The execution of your binary file consumes most of the job's Elapsed time and CPU. Therefore, it is your binary file which is going to reach the CPU time limit (determined by the keyword cpu_limit). However, you don't know in advance how long this computing phase will last. Moreover, the TMPDIR directory is automatically erased at the end of the job, so you must save your files before this erasure occurs. To be sure that enough time will remain to carry out these safeguards, choose a program cpu_limit value sufficiently inferiour to the job's wall_clock_limit value.
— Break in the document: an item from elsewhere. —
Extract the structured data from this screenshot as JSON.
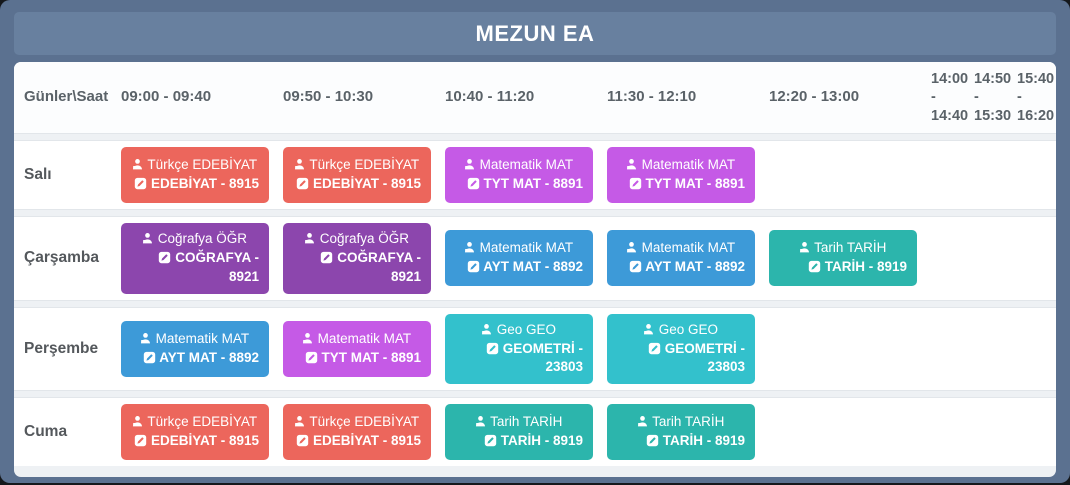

The writing of an executable file on the disk can be significantly slowed down by the overall load of the machine; the Elapsed time of the job's my_prog executable file is going to fluctuate but not its CPU time. It is wise, therefore, to leave a comfortable margin between the wall_clock_limit and the cpu_limit. It is not possible, however, to give you a more precise guideline about this because the CPU/Elapsed time ratio varies for each executable file: You must proceed by successive tries.